Friday, October 3, 2014

Es gibt zwei Arten von Menschen. Eine liebt die alljährliche Flut des Kürbishypes im Herbst, die andere hasst sie. In den Staaten hat der übliche Run auf alle Kürbis-Specials bereits begonnen und auch bei uns auf den Märkten türmen sich die verschiedensten Kürbissorten übereinander. Für mich persönlich bietet der Kürbis eine hervorragende Zutat für Rezepte aller Art, ob süss oder salzig. Deshalb gibt es jetzt von mir ein herbstliches Gericht, in dem der allgegenwärtige Kürbis natürlich nicht fehlen darf. Es wird ein bisschen scharf sein und geht von der Geschmacksrichtung her in das Orientalische.

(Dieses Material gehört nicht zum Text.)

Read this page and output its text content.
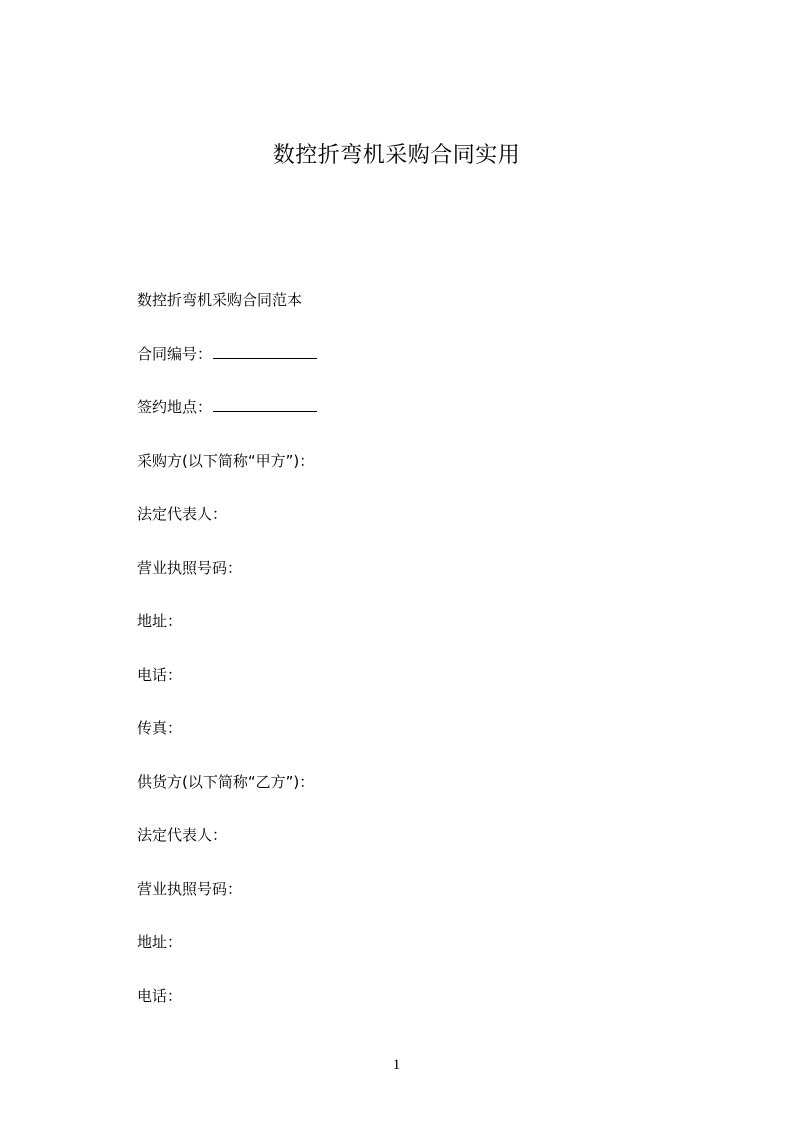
数控折弯机采购合同实用
数控折弯机采购合同范本
合同编号：
签约地点：
采购方(以下简称“甲方”)：
法定代表人：
营业执照号码：
地址：
电话：
传真：
供货方(以下简称“乙方”)：
法定代表人：
营业执照号码：
地址：
电话：
1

Vorbereitungszeit: ca.15min
Zubereitungszeit: 45min

Kürbisgemüse mit Couscous


Zutaten: (für 4 Personen)
- ca. 400g Kürbisfleisch (Ich habe Butternut genommen)
- 1-2 Dosen gehackte Tomaten (je nachdem welche Saucendicke man bevorzugt)
- 1 grosse Zwiebel
- 2 Knoblauchzehen
- 1 Dose Kichererbsen (fertig zum Verzehr)
- 100g Tieflühlerbsen
- 1 Teelöffel Harissa
- 1/2 Teelöffel Zimt
- Salz und Pfeffer
- evt. frischer Koriander
- Olivenöl zum Andünsten


Harissa ist mittlerweile in  fast allen grössere Einkaufsläden erhältlich. Anonsten ginge als Alternative auch Sambal Oelek, wobei man davon nur eine Messerspitze reingeben darf. Wer überhaupt nicht auf Scharfes steht, soll das Harissa ganz weglassen. Wer Koriander nicht mag, kann auch diesen getrost weglassen. Wer seinen Eintopf gerne flüssiger hat, wählt 2 Dosen Tomaten, wer es eher dicker mag, so wie ich, wählt nur eine.

Zubereitung:
1. Schneide die Zwiebel in Streifen oder in Würfel, nach deinen Vorlieben. Anschliessend kannst du den Kürbis, falls nicht schon getan, schälen, aushöhlen und in 10cm Würfel schneiden, also etwa Daumengrösse.
2. Dünste die Zwiebelstreifen in Olivenöl bei mittlerer Hitze an. Füge anschliessend die Zwei Knoblauchzehen dazu. Entweder schneidest du diese zuvor ganz klein oder du wählst den einfacheren Weg und presst sie durch die Knoblauchpresse. Tipp: Lass die Schale dran, anschliessend kann man die Presse viel einfacher säubern!
3. Pass auf, dass nichts angebrannt wird und rühre regelmässig. Nach etwa 2min fügst du das Harissa, den Zimt und falls gewünscht auch den Koriander hinzu, damit sich der Geruch entfalten kann.
4. Nach ungefähr einer halben Minute kannst du die gehackten Tomaten und die Kürbiswüfel hinzufügen.
5. Füge 100ml Gemüsebrühe hinzu und bringe das Ganze zum kochen. Anschliessend auf eine niedere Stufe stellen, Deckel drauf und 30min vor sich hin köcheln lassen, mit gelegentlichem Umrühren.
6. In der Zwischenzeit kann man sich um die Beilagen kümmern. Ich persönlich habe mich für Couscous entschieden. Dazu passt auch: Reis, Quinoa, Nudeln, Kartoffelstock etc.
7. Nun kannst du die Kichererbsen (abtropfen nicht vergessen!) und die grünen Erbsen hinzufügen, umrühren und nochmals 10min köcheln lassen.
8. Jetzt nur noch mit Salz, Pfeffer abschmecken, eventuell noch frische Koriander hinzugeben und anrichten!

Bon appetit!

Tipp:
Ich habe das ganze noch mit Chutney aufgewertet. Das passt hervorragend dazu. Und am besten ist das Gericht, wenn man einfach alles durchmengt.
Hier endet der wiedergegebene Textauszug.